Daniel Lemire's blog

, 3 min read

A fast function to check your floating-point rounding mode

For speed, we use finite-precision number types in software. When doing floating-point computations in software, the results are usually not exact. For example, you can have the number 1.0 and the number 2-1000. They can both be represented exactly using standard double-precision IEEE floating-point numbers. However, you cannot represent their sum or difference exactly. So what does a computer do when you ask it to compute (1.0 + 2-1000) or (1.0 – 2-1000) ? It usually outputs the nearest approximation, that 1.0. In other words, it looks at all the numbers that it can represent and picks one that is nearest to the exact value. This works for most basic operations like addition, multiplication, division, subtraction.

However, it is possible to ask the processor to change the rounding mode. In some cases, you can request a specific rounding mode per instruction (e.g., with some AVX-512 instructions), but most times there is one setting valid for all instructions within the current thread. In C/C++, you can change the rounding mode to round upward (fesetround(FE_UPWARD)), downward (fesetround(FE_DOWNWARD)), toward zero (fesetround(FE_TOWARDZERO)). The default is to round to the nearest value (fesetround(FE_TONEAREST)).

Some of your code might be assuming that the rounding is to the nearest value. Maybe you want to check that it is so if you are providing a function for others to use. All you need is the following…

#include <fenv.h>

bool are_we_ok() {
  return fegetround() == FE_TONEAREST;
}

Unfortunately, this function is not free. It might be a function call to a non-trivial instruction such as stmxcsr on x64 processors. It is fine to call it from time to time, but if you have tiny functions that only cost a few hundred instructions, it may be too expensive.

The C functions strtod()/strtof() available on Linux contain the following switch/case code:

    bc.rounding = 1;
    switch(fegetround()) {
      case FE_TOWARDZERO:	bc.rounding = 0; break;
      case FE_UPWARD:	bc.rounding = 2; break;
      case FE_DOWNWARD:	bc.rounding = 3;
    }

It means that your software might routinely call the fegetround() function. Thankfully, there is a fast approach requiring just an addition, a subtraction and a comparison. Let x be a small value, much smaller than 1, so that 1+x is very close to 1 and should be rounded to 1. Then it suffices to check that (1+x == 1-x). Indeed, when rounding up, 1+x will differ from 1, it will round to a small number just slightly larger than 1. Similarly, when rounding toward zero or rounding down, 1-x will get rounded to a value just under 1. Only when you round to the nearest value do you get that 1+x == 1-x.

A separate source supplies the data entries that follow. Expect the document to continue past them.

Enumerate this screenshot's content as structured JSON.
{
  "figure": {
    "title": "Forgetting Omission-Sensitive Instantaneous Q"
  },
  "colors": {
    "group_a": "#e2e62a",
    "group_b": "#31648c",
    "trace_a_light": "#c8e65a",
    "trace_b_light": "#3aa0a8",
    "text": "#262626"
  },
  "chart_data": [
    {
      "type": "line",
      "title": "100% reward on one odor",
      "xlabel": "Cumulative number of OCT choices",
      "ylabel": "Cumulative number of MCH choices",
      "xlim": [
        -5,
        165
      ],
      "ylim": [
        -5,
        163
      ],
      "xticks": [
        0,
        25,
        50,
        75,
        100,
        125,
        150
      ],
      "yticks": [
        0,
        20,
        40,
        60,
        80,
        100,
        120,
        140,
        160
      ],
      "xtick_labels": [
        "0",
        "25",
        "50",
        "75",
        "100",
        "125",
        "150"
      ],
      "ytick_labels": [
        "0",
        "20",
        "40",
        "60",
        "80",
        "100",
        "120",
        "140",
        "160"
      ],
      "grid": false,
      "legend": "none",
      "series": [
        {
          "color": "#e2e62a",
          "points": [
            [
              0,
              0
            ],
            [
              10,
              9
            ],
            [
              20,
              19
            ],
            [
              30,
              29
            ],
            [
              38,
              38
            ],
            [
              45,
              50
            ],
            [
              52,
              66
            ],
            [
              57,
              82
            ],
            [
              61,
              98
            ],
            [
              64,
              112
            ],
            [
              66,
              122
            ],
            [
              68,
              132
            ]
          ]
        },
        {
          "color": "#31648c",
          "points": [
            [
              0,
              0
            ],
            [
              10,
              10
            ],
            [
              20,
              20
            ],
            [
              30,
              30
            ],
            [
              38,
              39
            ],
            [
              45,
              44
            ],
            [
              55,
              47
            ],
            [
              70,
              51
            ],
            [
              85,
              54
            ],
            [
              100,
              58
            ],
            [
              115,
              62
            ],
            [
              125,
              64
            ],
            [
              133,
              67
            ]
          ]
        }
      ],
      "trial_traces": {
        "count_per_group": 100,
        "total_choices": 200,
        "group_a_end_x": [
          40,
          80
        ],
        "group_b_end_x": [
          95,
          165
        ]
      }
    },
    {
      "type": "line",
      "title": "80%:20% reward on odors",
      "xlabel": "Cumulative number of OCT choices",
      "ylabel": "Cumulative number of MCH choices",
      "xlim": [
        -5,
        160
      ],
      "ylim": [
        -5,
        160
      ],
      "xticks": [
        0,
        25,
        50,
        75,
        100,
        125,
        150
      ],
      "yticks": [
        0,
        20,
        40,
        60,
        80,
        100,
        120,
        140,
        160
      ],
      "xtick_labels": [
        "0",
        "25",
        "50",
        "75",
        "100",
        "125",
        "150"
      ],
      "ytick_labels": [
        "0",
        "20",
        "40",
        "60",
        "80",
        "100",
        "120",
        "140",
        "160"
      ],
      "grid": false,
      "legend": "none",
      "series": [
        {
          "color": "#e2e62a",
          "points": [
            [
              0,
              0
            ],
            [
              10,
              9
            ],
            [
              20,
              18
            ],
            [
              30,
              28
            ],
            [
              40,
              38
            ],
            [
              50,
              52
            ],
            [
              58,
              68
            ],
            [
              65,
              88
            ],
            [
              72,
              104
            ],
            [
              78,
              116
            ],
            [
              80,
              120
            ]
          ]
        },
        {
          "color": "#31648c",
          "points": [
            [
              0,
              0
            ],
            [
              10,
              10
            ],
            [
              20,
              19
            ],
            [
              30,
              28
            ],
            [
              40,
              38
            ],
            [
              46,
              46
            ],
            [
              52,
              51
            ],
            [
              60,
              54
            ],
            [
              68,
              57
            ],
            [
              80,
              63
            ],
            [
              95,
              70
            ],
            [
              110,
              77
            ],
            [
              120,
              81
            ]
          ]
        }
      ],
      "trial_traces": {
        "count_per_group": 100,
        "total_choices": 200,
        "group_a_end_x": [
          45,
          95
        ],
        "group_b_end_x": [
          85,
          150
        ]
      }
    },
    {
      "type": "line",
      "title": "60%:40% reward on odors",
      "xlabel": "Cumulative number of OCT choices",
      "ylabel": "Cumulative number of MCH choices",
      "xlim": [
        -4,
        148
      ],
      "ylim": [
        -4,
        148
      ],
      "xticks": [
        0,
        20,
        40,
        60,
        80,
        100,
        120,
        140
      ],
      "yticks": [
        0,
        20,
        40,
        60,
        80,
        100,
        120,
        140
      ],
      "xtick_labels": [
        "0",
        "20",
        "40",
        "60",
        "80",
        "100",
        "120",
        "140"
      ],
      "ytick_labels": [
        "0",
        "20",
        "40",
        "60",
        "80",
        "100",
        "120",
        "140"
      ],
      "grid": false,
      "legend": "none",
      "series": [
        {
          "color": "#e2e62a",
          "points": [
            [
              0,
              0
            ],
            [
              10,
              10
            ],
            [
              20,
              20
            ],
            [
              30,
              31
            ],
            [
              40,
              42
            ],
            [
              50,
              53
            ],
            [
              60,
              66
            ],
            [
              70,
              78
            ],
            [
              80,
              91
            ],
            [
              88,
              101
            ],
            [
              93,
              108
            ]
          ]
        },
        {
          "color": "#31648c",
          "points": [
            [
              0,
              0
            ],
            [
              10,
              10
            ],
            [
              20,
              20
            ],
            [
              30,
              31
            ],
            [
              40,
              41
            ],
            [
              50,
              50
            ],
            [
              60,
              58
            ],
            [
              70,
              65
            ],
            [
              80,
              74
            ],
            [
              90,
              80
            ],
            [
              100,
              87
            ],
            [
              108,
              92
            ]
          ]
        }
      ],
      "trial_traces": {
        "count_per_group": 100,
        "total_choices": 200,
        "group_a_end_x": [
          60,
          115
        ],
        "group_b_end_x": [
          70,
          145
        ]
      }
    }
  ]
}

You might think that we simply can do 1.0 + 1e-100 == 1.0 - 1e-100, using a function such as this one…

bool rounds_to_nearest() {
  return (1.0f +  1e-38f == 1.0f - 1e-38f);
}

Sadly, your optimizing compiler might turn this function into a function which returns true unconditionally, irrespective of the processor’s rounding mode.

As a workaround, the following function should do:

bool rounds_to_nearest() {
  static volatile float fmin = 1e-38;
  return (fmin + 1.0f == 1.0f - fmin);
}

We declare the small value to be volatile: this asks the C/C++ compiler to load the variable each time it needs to access it. It prevents the compiler from optimizing away the function at compile time. The compiler is forced to recompute the function each time.

You can do slightly better performance-wise because this function loads the value 1e-38 twice. To load it just once, do…

bool rounds_to_nearest() {
  static volatile float fmin = 1e-38;
  float fmini = fmin;
  return (fmini + 1.0f == 1.0f - fmini);
}

In my tests, on both an Apple ARM platform and on a recent Intel processor with GCC, this fast function is several times faster than a call to fegetround(). It is cheap enough that you can probably call it repeatedly without much care.

Credit: I took the idea from GitHub user @mwalcott3.

Note: Some processors have modes where all operations are done using a higher precision (e.g., 80 bits) so a float may use more than 32 bits internally. This means that you should choose you small factor (e.g. 1e-38) to be really small.